Questo verso di Costruire di Niccolò Fabi mi torna spesso in mente quando rifletto sulle prime fasi di un percorso terapeutico. Ogni presa in carico, infatti, segna l'inizio di un viaggio condiviso tra terapeuta e paziente, un cammino che, pur avendo i suoi obiettivi e regole, si distingue sempre per panorami unici e diversi. 

Come in ogni partenza, nelle fasi iniziali emergono un intreccio di aspettative, paure e speranza. Il compito del professionista è di orientare il paziente lungo questo percorso con empatia e competenza, offrendo una guida sicura in un territorio inesplorato.
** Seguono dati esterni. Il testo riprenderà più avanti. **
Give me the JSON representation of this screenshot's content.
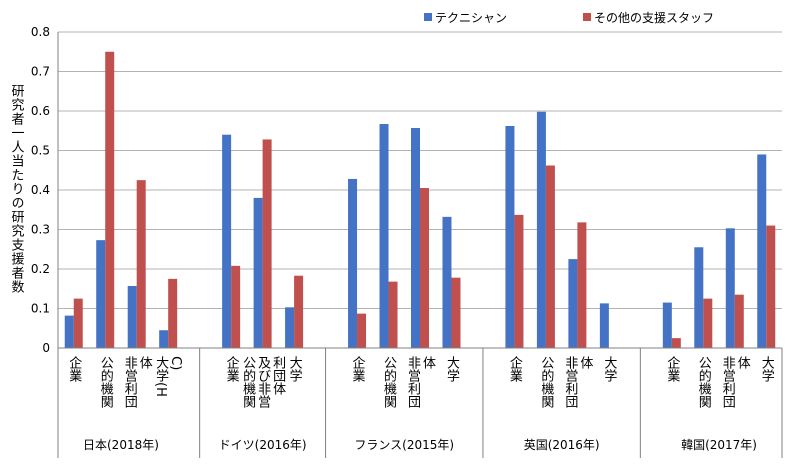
{
  "chart_data": {
    "type": "bar",
    "ylabel": "研究者一人当たりの研究支援者数",
    "ylim": [
      0,
      0.8
    ],
    "yticks": [
      "0",
      "0.1",
      "0.2",
      "0.3",
      "0.4",
      "0.5",
      "0.6",
      "0.7",
      "0.8"
    ],
    "grid": true,
    "legend_position": "top-right",
    "series": [
      {
        "name": "テクニシャン",
        "color": "#4472C4"
      },
      {
        "name": "その他の支援スタッフ",
        "color": "#C0504D"
      }
    ],
    "groups": [
      {
        "name": "日本(2018年)",
        "categories": [
          {
            "label": "企業",
            "values": [
              0.082,
              0.125
            ]
          },
          {
            "label": "公的機関",
            "values": [
              0.273,
              0.75
            ]
          },
          {
            "label": "非営利団体",
            "values": [
              0.157,
              0.425
            ]
          },
          {
            "label": "大学(HC)",
            "values": [
              0.045,
              0.175
            ]
          }
        ]
      },
      {
        "name": "ドイツ(2016年)",
        "categories": [
          {
            "label": "企業",
            "values": [
              0.54,
              0.208
            ]
          },
          {
            "label": "公的機関及び非営利団体",
            "values": [
              0.38,
              0.528
            ]
          },
          {
            "label": "大学",
            "values": [
              0.103,
              0.183
            ]
          }
        ]
      },
      {
        "name": "フランス(2015年)",
        "categories": [
          {
            "label": "企業",
            "values": [
              0.428,
              0.087
            ]
          },
          {
            "label": "公的機関",
            "values": [
              0.567,
              0.168
            ]
          },
          {
            "label": "非営利団体",
            "values": [
              0.557,
              0.405
            ]
          },
          {
            "label": "大学",
            "values": [
              0.332,
              0.178
            ]
          }
        ]
      },
      {
        "name": "英国(2016年)",
        "categories": [
          {
            "label": "企業",
            "values": [
              0.562,
              0.337
            ]
          },
          {
            "label": "公的機関",
            "values": [
              0.598,
              0.462
            ]
          },
          {
            "label": "非営利団体",
            "values": [
              0.225,
              0.318
            ]
          },
          {
            "label": "大学",
            "values": [
              0.113,
              null
            ]
          }
        ]
      },
      {
        "name": "韓国(2017年)",
        "categories": [
          {
            "label": "企業",
            "values": [
              0.115,
              0.025
            ]
          },
          {
            "label": "公的機関",
            "values": [
              0.255,
              0.125
            ]
          },
          {
            "label": "非営利団体",
            "values": [
              0.303,
              0.135
            ]
          },
          {
            "label": "大学",
            "values": [
              0.49,
              0.31
            ]
          }
        ]
      }
    ]
  }
}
La presa in carico è un atto formale, ma anche un impegno profondo e personale: significa non solo creare uno spazio sicuro e accogliente dove il paziente possa sentirsi compreso e ascoltato, ma anche aiutare a dare forma e senso a situazioni che fino a quel momento potevano essere vissute come problemi irrisolti o irrisolvibili. 
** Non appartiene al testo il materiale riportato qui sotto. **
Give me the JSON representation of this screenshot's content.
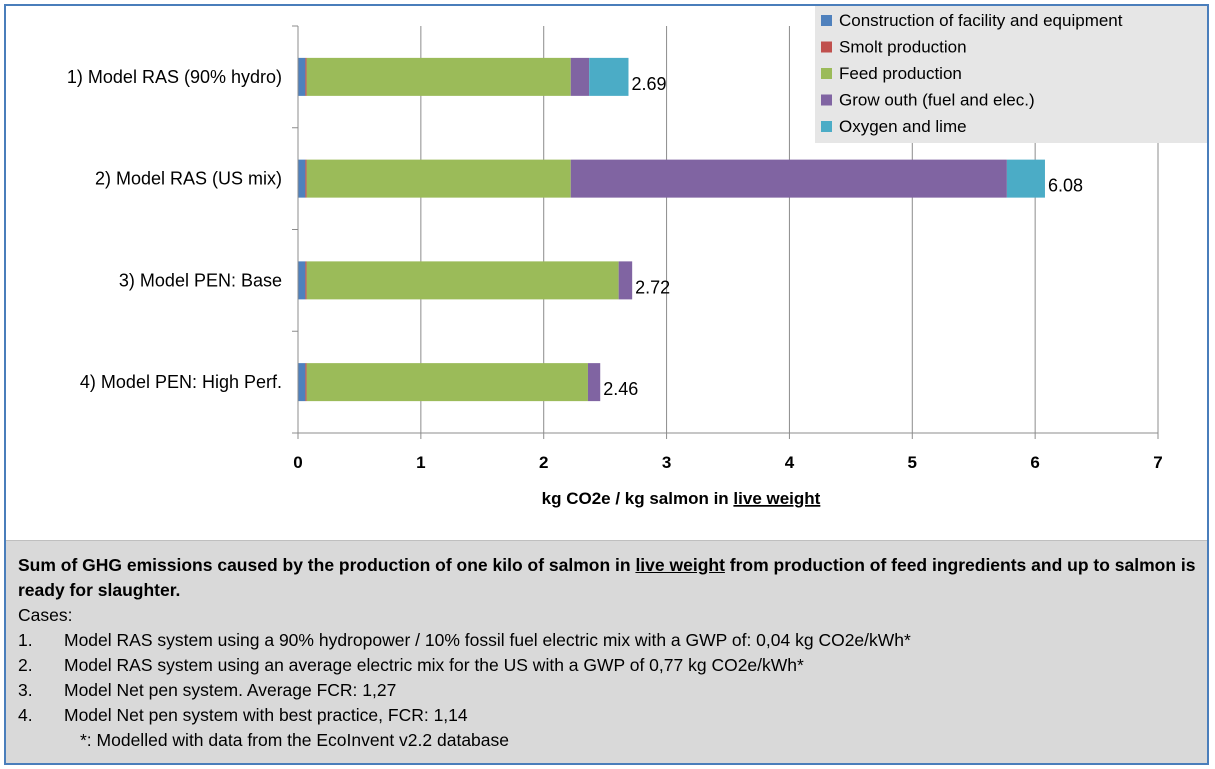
{
  "chart_data": {
    "type": "bar",
    "orientation": "horizontal",
    "stacked": true,
    "categories": [
      "1) Model RAS (90% hydro)",
      "2) Model RAS (US mix)",
      "3) Model PEN: Base",
      "4) Model PEN: High Perf."
    ],
    "series": [
      {
        "name": "Construction of facility and equipment",
        "color": "#4f81bd",
        "values": [
          0.06,
          0.06,
          0.06,
          0.06
        ]
      },
      {
        "name": "Smolt production",
        "color": "#c0504d",
        "values": [
          0.01,
          0.01,
          0.01,
          0.01
        ]
      },
      {
        "name": "Feed production",
        "color": "#9bbb59",
        "values": [
          2.15,
          2.15,
          2.54,
          2.29
        ]
      },
      {
        "name": "Grow outh (fuel and elec.)",
        "color": "#8064a2",
        "values": [
          0.15,
          3.55,
          0.11,
          0.1
        ]
      },
      {
        "name": "Oxygen and lime",
        "color": "#4bacc6",
        "values": [
          0.32,
          0.31,
          0.0,
          0.0
        ]
      }
    ],
    "totals": [
      "2.69",
      "6.08",
      "2.72",
      "2.46"
    ],
    "xlim": [
      0,
      7
    ],
    "xticks": [
      "0",
      "1",
      "2",
      "3",
      "4",
      "5",
      "6",
      "7"
    ],
    "xlabel_pre": "kg CO2e / kg salmon in ",
    "xlabel_underlined": "live weight",
    "grid": "vertical",
    "legend_position": "top-right"
  },
  "caption": {
    "title_pre": "Sum of GHG emissions caused   by the production of one kilo of salmon in ",
    "title_underlined": "live weight",
    "title_post": " from production of feed ingredients and up to salmon is ready for slaughter.",
    "cases_label": "Cases:",
    "items": [
      {
        "num": "1.",
        "text": "Model RAS system using a 90% hydropower / 10% fossil fuel electric mix with a GWP of: 0,04 kg CO2e/kWh*"
      },
      {
        "num": "2.",
        "text": "Model RAS system using an average electric mix for the US with a GWP of 0,77 kg CO2e/kWh*"
      },
      {
        "num": "3.",
        "text": "Model Net pen system. Average FCR: 1,27"
      },
      {
        "num": "4.",
        "text": "Model Net pen system with best practice, FCR: 1,14"
      }
    ],
    "footnote": "*: Modelled with data from the EcoInvent v2.2 database"
  }
}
È un processo che richiede flessibilità, ma anche una continua riflessione sulle esigenze del paziente e sui limiti del terapeuta.

Ci sono, però, circostanze in cui diventa necessario valutare con attenzione se proseguire il percorso. Questo può accadere, per esempio, quando il terapeuta riconosce di non avere le competenze specifiche per trattare una particolare problematica o quando il coinvolgimento emotivo rischia di compromettere la qualità e l’efficacia della terapia. 

Anche la mancanza di un’alleanza terapeutica solida o una resistenza marcata da parte del paziente possono segnalare l'esigenza di una riflessione più profonda sulla prosecuzione della presa in carico.

In questi casi, agire con consapevolezza ed etica è fondamentale per garantire che il percorso terapeutico possa essere utile e significativo per il paziente. Come in ogni viaggio, è importante saper riconoscere quando è il momento di fermarsi, di riorientarsi o, in certi casi, di cambiare rotta, affinché il cammino possa proseguire nel modo più efficace e autentico possibile.

Alex Green - Pexels

Cos’è la presa in carico del paziente?

La presa in carico del paziente in psicologia rappresenta un impegno formale e profondo da parte del terapeuta nella gestione dell’intero percorso di cura, che inizia con il primo incontro e prosegue attraverso interventi mirati.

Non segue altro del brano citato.